A String-Like Realization of Hyperbolic Kac–Moody Algebras

We propose a new approach to studying hyperbolic Kac–Moody algebras, focussing on the rank-3 algebra \({\mathfrak {F}}\) first investigated by Feingold and Frenkel. Our approach is based on the concrete realization of this Lie algebra in terms of a Hilbert space of transverse and longitudinal physical string states, which are expressed in a basis using DDF operators. When decomposed under its affine subalgebra \({A_1^{(1)}}\), the algebra \({\mathfrak {F}}\) decomposes into an infinite sum of affine representation spaces of \({A_1^{(1)}}\) for all levels \(\ell \in \mathbb {Z}\). For \(|\ell | >1\) there appear in addition coset Virasoro representations for all minimal models of central charge \(c<1\), but the different level-\(\ell \) sectors of \({\mathfrak {F}}\) do not form proper representations of these because they are incompletely realized in \({\mathfrak {F}}\). To get around this problem we propose to nevertheless exploit the coset Virasoro algebra for each level by identifying for each level a (for \(|\ell |\ge 3\) infinite) set of ‘Virasoro ground states’ that are not necessarily elements of \({\mathfrak {F}}\) (in which case we refer to them as ‘virtual’), but from which the level-\(\ell \) sectors of \({\mathfrak {F}}\) can be fully generated by the joint action of affine and coset Virasoro raising operators.
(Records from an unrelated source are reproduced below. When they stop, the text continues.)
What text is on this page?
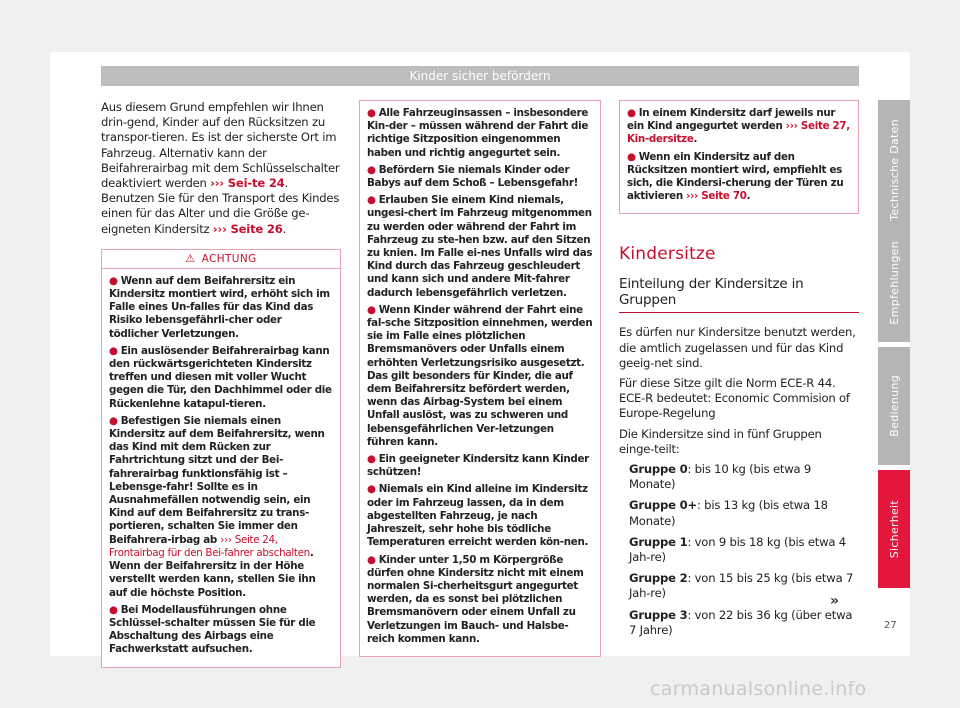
Kinder sicher befördern

Aus diesem Grund empfehlen wir Ihnen drin-gend, Kinder auf den Rücksitzen zu transpor-tieren. Es ist der sicherste Ort im Fahrzeug. Alternativ kann der Beifahrerairbag mit dem Schlüsselschalter deaktiviert werden ››› Sei-te 24. Benutzen Sie für den Transport des Kindes einen für das Alter und die Größe ge-eigneten Kindersitz ››› Seite 26.

⚠ ACHTUNG
● Wenn auf dem Beifahrersitz ein Kindersitz montiert wird, erhöht sich im Falle eines Un-falles für das Kind das Risiko lebensgefährli-cher oder tödlicher Verletzungen.
● Ein auslösender Beifahrerairbag kann den rückwärtsgerichteten Kindersitz treffen und diesen mit voller Wucht gegen die Tür, den Dachhimmel oder die Rückenlehne katapul-tieren.
● Befestigen Sie niemals einen Kindersitz auf dem Beifahrersitz, wenn das Kind mit dem Rücken zur Fahrtrichtung sitzt und der Bei-fahrerairbag funktionsfähig ist – Lebensge-fahr! Sollte es in Ausnahmefällen notwendig sein, ein Kind auf dem Beifahrersitz zu trans-portieren, schalten Sie immer den Beifahrera-irbag ab ››› Seite 24, Frontairbag für den Bei-fahrer abschalten. Wenn der Beifahrersitz in der Höhe verstellt werden kann, stellen Sie ihn auf die höchste Position.
● Bei Modellausführungen ohne Schlüssel-schalter müssen Sie für die Abschaltung des Airbags eine Fachwerkstatt aufsuchen.
● Alle Fahrzeuginsassen – insbesondere Kin-der – müssen während der Fahrt die richtige Sitzposition eingenommen haben und richtig angegurtet sein.
● Befördern Sie niemals Kinder oder Babys auf dem Schoß – Lebensgefahr!
● Erlauben Sie einem Kind niemals, ungesi-chert im Fahrzeug mitgenommen zu werden oder während der Fahrt im Fahrzeug zu ste-hen bzw. auf den Sitzen zu knien. Im Falle ei-nes Unfalls wird das Kind durch das Fahrzeug geschleudert und kann sich und andere Mit-fahrer dadurch lebensgefährlich verletzen.
● Wenn Kinder während der Fahrt eine fal-sche Sitzposition einnehmen, werden sie im Falle eines plötzlichen Bremsmanövers oder Unfalls einem erhöhten Verletzungsrisiko ausgesetzt. Das gilt besonders für Kinder, die auf dem Beifahrersitz befördert werden, wenn das Airbag-System bei einem Unfall auslöst, was zu schweren und lebensgefährlichen Ver-letzungen führen kann.
● Ein geeigneter Kindersitz kann Kinder schützen!
● Niemals ein Kind alleine im Kindersitz oder im Fahrzeug lassen, da in dem abgestellten Fahrzeug, je nach Jahreszeit, sehr hohe bis tödliche Temperaturen erreicht werden kön-nen.
● Kinder unter 1,50 m Körpergröße dürfen ohne Kindersitz nicht mit einem normalen Si-cherheitsgurt angegurtet werden, da es sonst bei plötzlichen Bremsmanövern oder einem Unfall zu Verletzungen im Bauch- und Halsbe-reich kommen kann.
● In einem Kindersitz darf jeweils nur ein Kind angegurtet werden ››› Seite 27, Kin-dersitze.
● Wenn ein Kindersitz auf den Rücksitzen montiert wird, empfiehlt es sich, die Kindersi-cherung der Türen zu aktivieren ››› Seite 70.
Kindersitze
Einteilung der Kindersitze in Gruppen

Es dürfen nur Kindersitze benutzt werden, die amtlich zugelassen und für das Kind geeig-net sind.

Für diese Sitze gilt die Norm ECE-R 44. ECE-R bedeutet: Economic Commision of Europe-Regelung

Die Kindersitze sind in fünf Gruppen einge-teilt:

Gruppe 0: bis 10 kg (bis etwa 9 Monate)
Gruppe 0+: bis 13 kg (bis etwa 18 Monate)
Gruppe 1: von 9 bis 18 kg (bis etwa 4 Jah-re)
Gruppe 2: von 15 bis 25 kg (bis etwa 7 Jah-re)
Gruppe 3: von 22 bis 36 kg (über etwa 7 Jahre)
»
Technische Daten
Empfehlungen
Bedienung
Sicherheit
27
carmanualsonline.info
We conjecture (and present partial evidence) that the Virasoro ground states for \(|\ell |\ge 3\) in turn can be generated from a finite set of ‘maximal ground states’ by the additional action of the ‘spectator’ coset Virasoro raising operators present for all levels \(|\ell | > 2\). Our results hint at an intriguing but so far elusive secret behind Einstein’s theory of gravity, with possibly important implications for quantum cosmology.